Der Kläger versäumt es schon, tragende Rechtssätze aus der Entscheidung des LSG und des BSG gegenüberzustellen. Die Beschwerdebegründung führt nur aus, die Entscheidung des LSG wegen eines erhöhten Wohnbedarfs für behinderte Menschen entspreche nicht den Anforderungen, die in der Rechtsprechung des BSG hierzu herausgearbeitet worden seien, ohne insoweit einzelne Rechtssätze des BSG zu nennen und diesen abweichende abstrakte Rechtssätze des LSG gegenüberzustellen. Auch wegen der behaupteten Divergenz macht der Kläger damit im Ergebnis nur die Fehlerhaftigkeit der angefochtenen Entscheidung geltend.
Die Beschwerde genügt auch den Begründungserfordernissen des § 160a Abs 2 Satz 3 SGG nicht, soweit der Kläger die unzureichende Sachaufklärung durch das LSG (§ 103 SGG) rügt. Gemäß § 160 Abs 2 Nr 3 SGG ist die Revision zwar zuzulassen, wenn ein Verfahrensmangel geltend gemacht wird, auf dem die angefochtene Entscheidung beruhen kann; der geltend gemachte Verfahrensmangel kann nach Halbsatz 2 der Regelung aber auf eine Verletzung des § 103 SGG nur gestützt werden, wenn er sich auf einen Beweisantrag bezieht, dem das LSG ohne hinreichende Begründung nicht gefolgt ist.

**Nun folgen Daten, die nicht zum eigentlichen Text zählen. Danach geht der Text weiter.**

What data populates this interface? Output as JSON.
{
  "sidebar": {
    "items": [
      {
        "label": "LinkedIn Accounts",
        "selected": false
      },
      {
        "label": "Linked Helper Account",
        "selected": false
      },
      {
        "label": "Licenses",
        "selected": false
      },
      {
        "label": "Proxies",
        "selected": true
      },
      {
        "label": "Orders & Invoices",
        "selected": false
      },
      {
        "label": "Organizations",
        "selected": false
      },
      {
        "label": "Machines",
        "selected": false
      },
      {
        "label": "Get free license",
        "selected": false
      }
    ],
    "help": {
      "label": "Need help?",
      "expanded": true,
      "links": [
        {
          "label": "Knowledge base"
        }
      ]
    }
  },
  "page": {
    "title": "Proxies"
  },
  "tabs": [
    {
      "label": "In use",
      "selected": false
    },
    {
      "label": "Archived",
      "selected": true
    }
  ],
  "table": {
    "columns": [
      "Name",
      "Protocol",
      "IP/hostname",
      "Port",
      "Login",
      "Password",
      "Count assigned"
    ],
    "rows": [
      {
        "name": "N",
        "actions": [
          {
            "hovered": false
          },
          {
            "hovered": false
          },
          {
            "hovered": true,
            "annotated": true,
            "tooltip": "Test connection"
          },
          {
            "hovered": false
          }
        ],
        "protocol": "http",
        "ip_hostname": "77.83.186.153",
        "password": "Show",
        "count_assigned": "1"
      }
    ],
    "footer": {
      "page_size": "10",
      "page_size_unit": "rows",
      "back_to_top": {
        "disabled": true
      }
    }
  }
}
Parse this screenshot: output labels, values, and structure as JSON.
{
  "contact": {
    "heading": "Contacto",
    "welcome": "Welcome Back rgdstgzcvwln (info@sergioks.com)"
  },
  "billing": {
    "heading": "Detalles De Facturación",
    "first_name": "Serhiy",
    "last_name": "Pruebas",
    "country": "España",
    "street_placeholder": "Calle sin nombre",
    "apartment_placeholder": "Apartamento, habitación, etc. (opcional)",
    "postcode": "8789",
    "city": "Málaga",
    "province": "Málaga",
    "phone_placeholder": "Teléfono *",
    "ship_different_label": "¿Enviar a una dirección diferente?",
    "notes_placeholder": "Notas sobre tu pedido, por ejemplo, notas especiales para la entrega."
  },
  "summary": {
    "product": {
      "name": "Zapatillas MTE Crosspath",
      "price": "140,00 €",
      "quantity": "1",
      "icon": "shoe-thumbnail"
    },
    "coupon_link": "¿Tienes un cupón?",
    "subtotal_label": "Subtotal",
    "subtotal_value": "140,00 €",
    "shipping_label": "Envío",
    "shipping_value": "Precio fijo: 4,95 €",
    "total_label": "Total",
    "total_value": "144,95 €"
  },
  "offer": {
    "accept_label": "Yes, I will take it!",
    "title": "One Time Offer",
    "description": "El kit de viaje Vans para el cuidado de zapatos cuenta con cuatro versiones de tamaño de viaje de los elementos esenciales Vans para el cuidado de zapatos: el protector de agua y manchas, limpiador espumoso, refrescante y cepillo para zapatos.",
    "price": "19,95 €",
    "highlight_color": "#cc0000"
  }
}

Der Kläger behauptet nicht einmal, dass er überhaupt die Beweiserhebung durch das LSG beantragt hat. Nach Sinn und Zweck des § 160 Abs 2 Nr 3 Halbsatz 2 SGG soll aber die Sachaufklärungsrüge die Revisionsinstanz nur dann eröffnen, wenn das Tatsachengericht vor seiner Entscheidung durch einen Beweisantrag ausdrücklich darauf hingewiesen worden ist, dass ein Beteiligter die Sachaufklärungspflicht des Gerichts noch nicht als erfüllt ansieht (vgl BSG SozR 3-1500 § 160 Nr 9 S 21; Nr 31 S 52). Zum Vorliegen dieser Voraussetzungen trägt der Kläger nicht im Ansatz etwas vor.
Soweit der Kläger mit Schriftsatz vom 30.7.2018 weitere (neue) Ausführungen zur Begründung der Nichtzulassungsbeschwerde macht, handelt es sich um eine nach Ablauf der Begründungsfrist nachgeschobene Beschwerdebegründung, die nicht zu berücksichtigen ist (vgl nur BSG Beschluss vom 28.11.2017 - B 12 KR 22/17 B - juris RdNr 10).
Die Kostenentscheidung beruht auf einer entsprechenden Anwendung des § 193 SGG.